Another instance. An "Egyptian," from Illinois, who had been on a visit to some of his friends in Tennessee, in September, 1860, and who had been born and raised in that state, was going home per railroad through Kentucky. The train was pretty well filled with Knights on their way to Louisville, to assist in organizing a new castle in that place. Perceiving, from his appearance, that he was a Northerner, they proceeded to cross-examine the "Egyptian" respecting his politics. Seeing, from the complexion of things that the surrounding atmosphere was highly "chivalrous," and not being as successful a hypocrite as the "Subscriber," he endeavored to pursue the noncommittal course. But that would not do; they only persisted the more urgently with their quizzings. Finally, he told them, very frankly, that if he must come out, he expected to vote for "Old Abe," if he lived till the coming election. This acknowledgment was the signal for hisses, groanings, jeerings, etc., and finally one of the crowd attempted to pull his nose, when he pulled off his coat, drew himself up a la Heenan, and swore most lustily that if they undertook anything of that kind, he would "thrash the whole d__d car load." Fortunately, the conductor, and one or two other genuine Kentucky gentlemen, induced the K.G.C.'s to desist their more than heathenish conduct. But still they could not give the job up entirely; and when the train stopped at the next station, they induced the women and children from the adjoining cars to come in and look at what they called the "Lincoln animal." I did not learn whether they charged an admission fee at the door, but understood that many of the "young 'uns" considered it a very rare exhibition.

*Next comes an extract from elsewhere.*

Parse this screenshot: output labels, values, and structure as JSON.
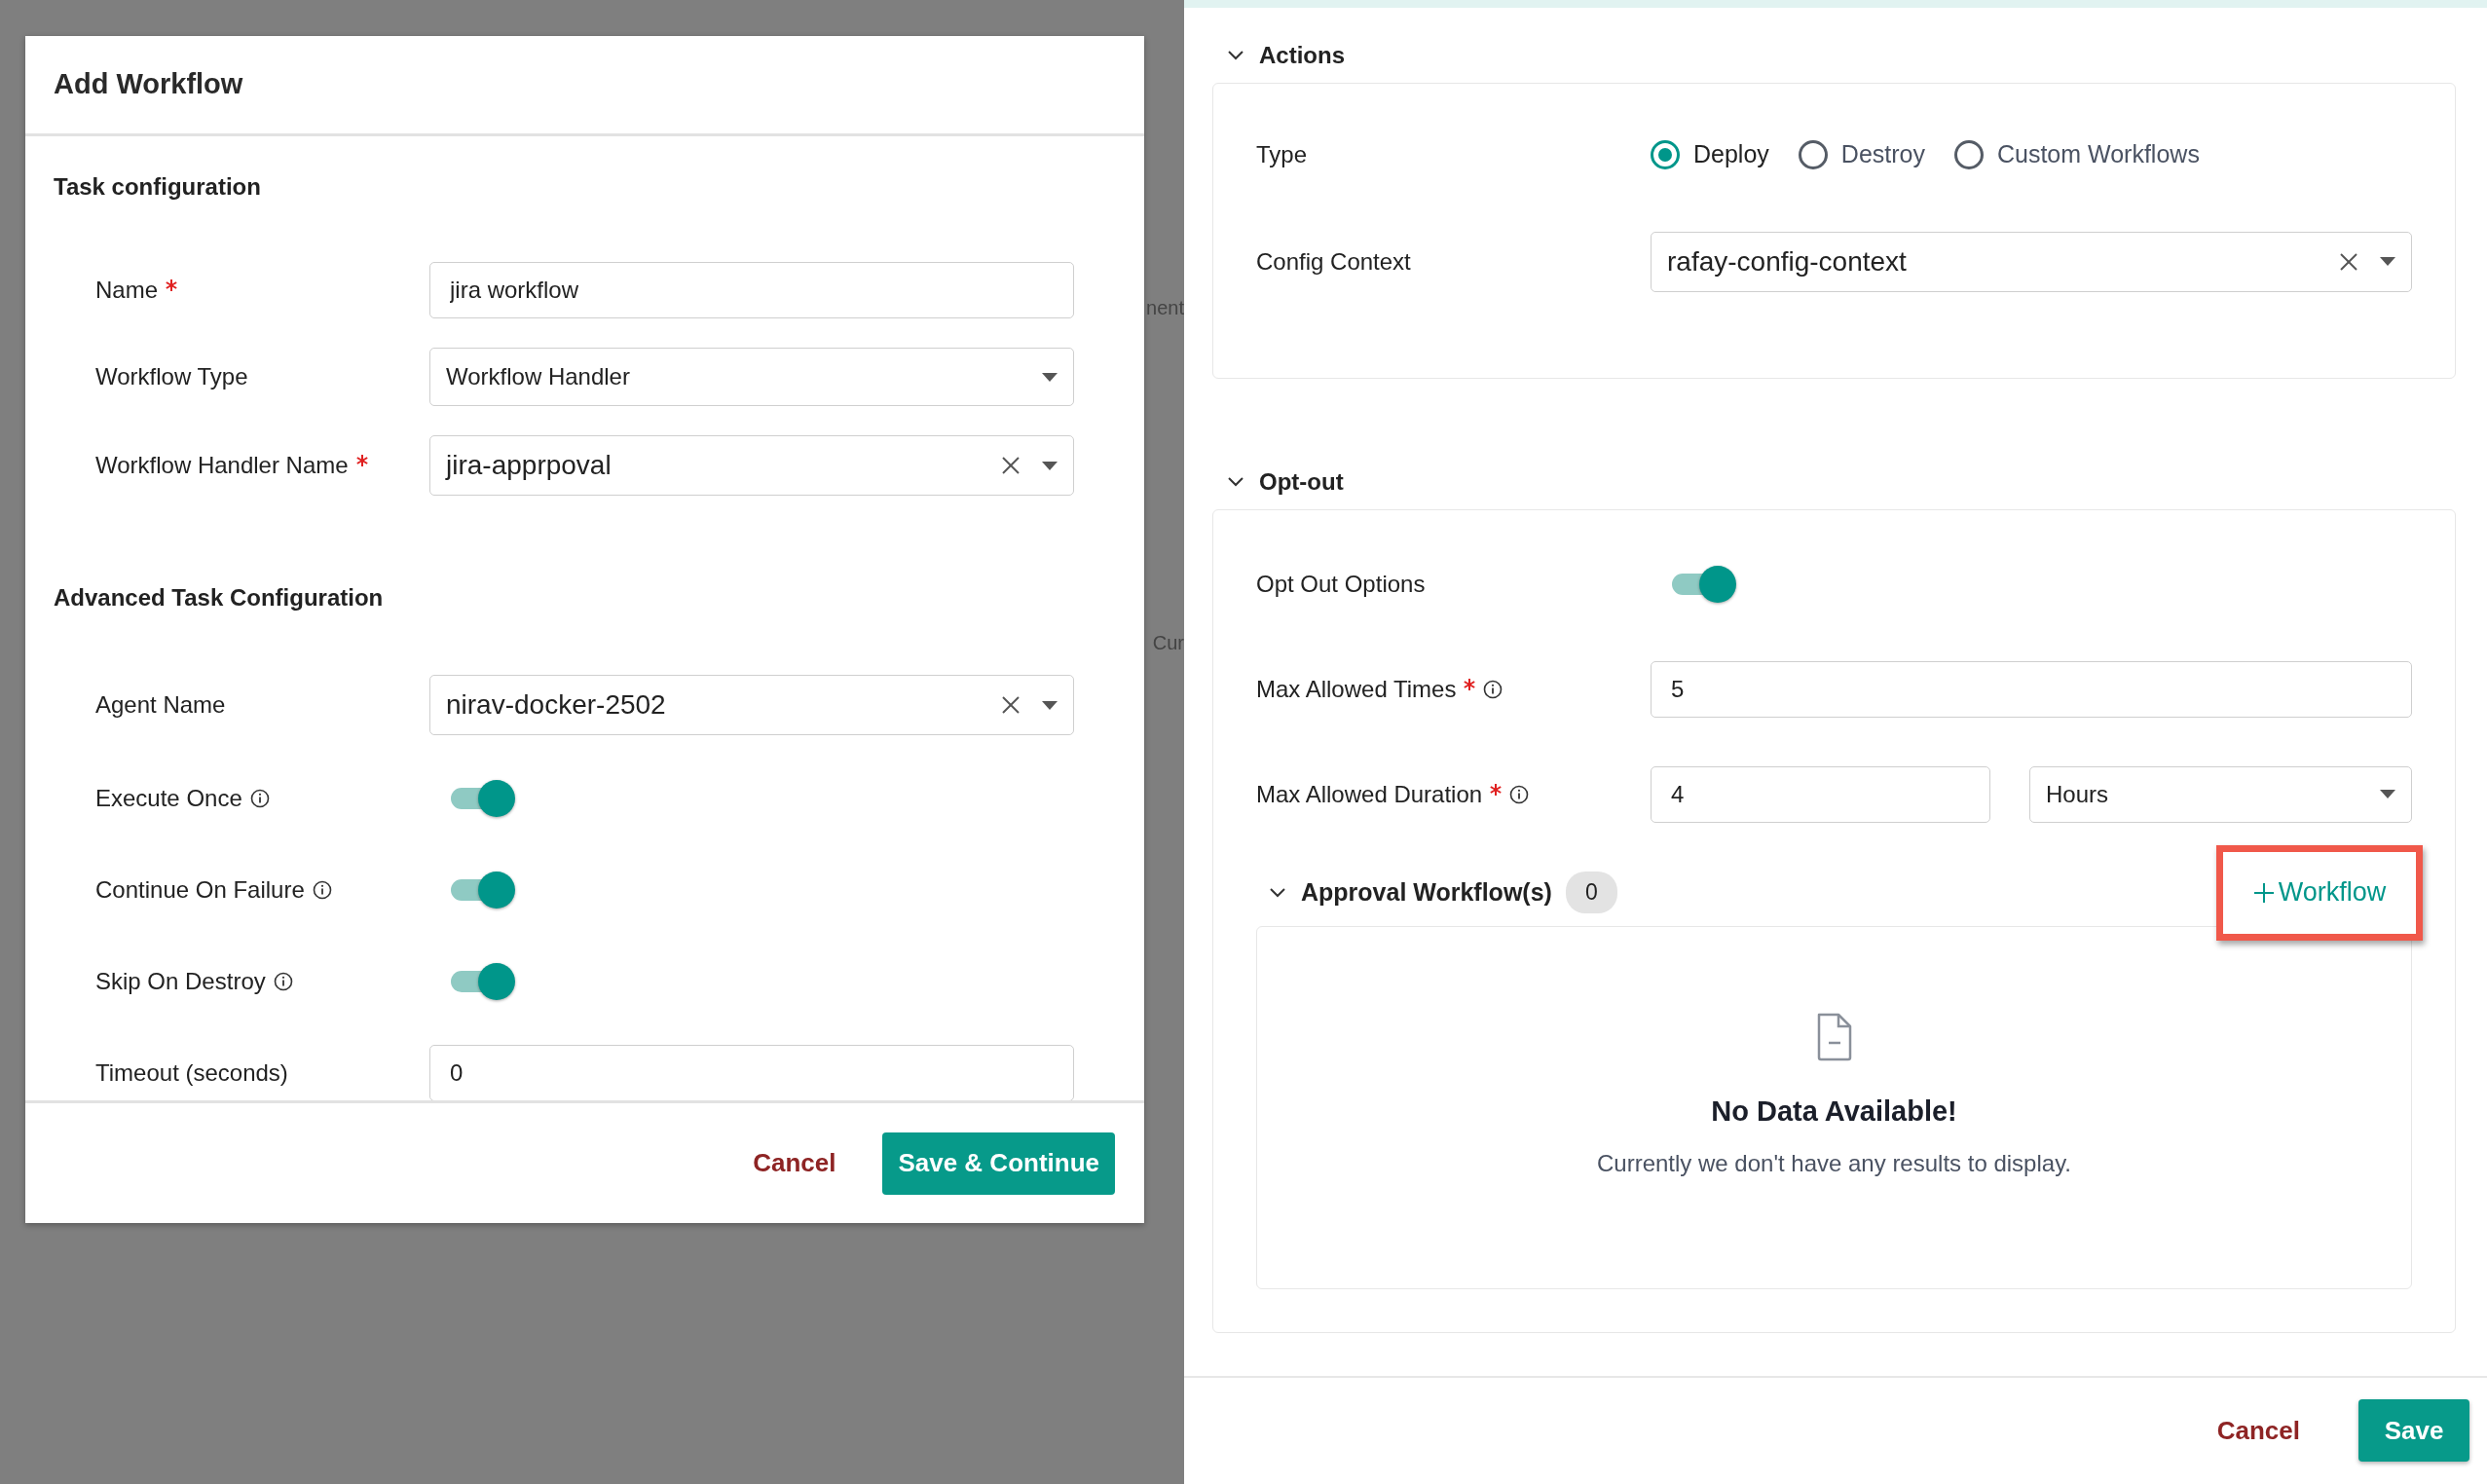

And still another case: Judge ___, of Greencastle, Ind., was visiting some relatives in the western part of Kentucky, in the latter part of September, 1860, and being on a train one day which contained a goodly number of the "chivalry," was questioned by them very closely as to his politics. He told them he was a Lincoln man, when several of them began to curse him, and threaten to put him off the train. The Judge, however, showed them his mettle, gave them to understand that he, too, was a Kentuckian by nativity, and that before they insulted him they had to do some hard fighting. They concluded to let him alone.

Many instances more of a similar and even worse character could be adduced to the point, but these are sufficient to give the reader some idea of the Knights' tactics towards Northern men in the fall of 1860. During the whole of Lincoln's campaign, the newspapers were full of accounts of almost insufferable abuses received by Northern men, every one of which was justly attributable to the Knights. It is but justice to the South, however, to state that there were, at this time, many Southern gentlemen, even of the strong pro-slavery stamp, who utterly discountenanced these outrages.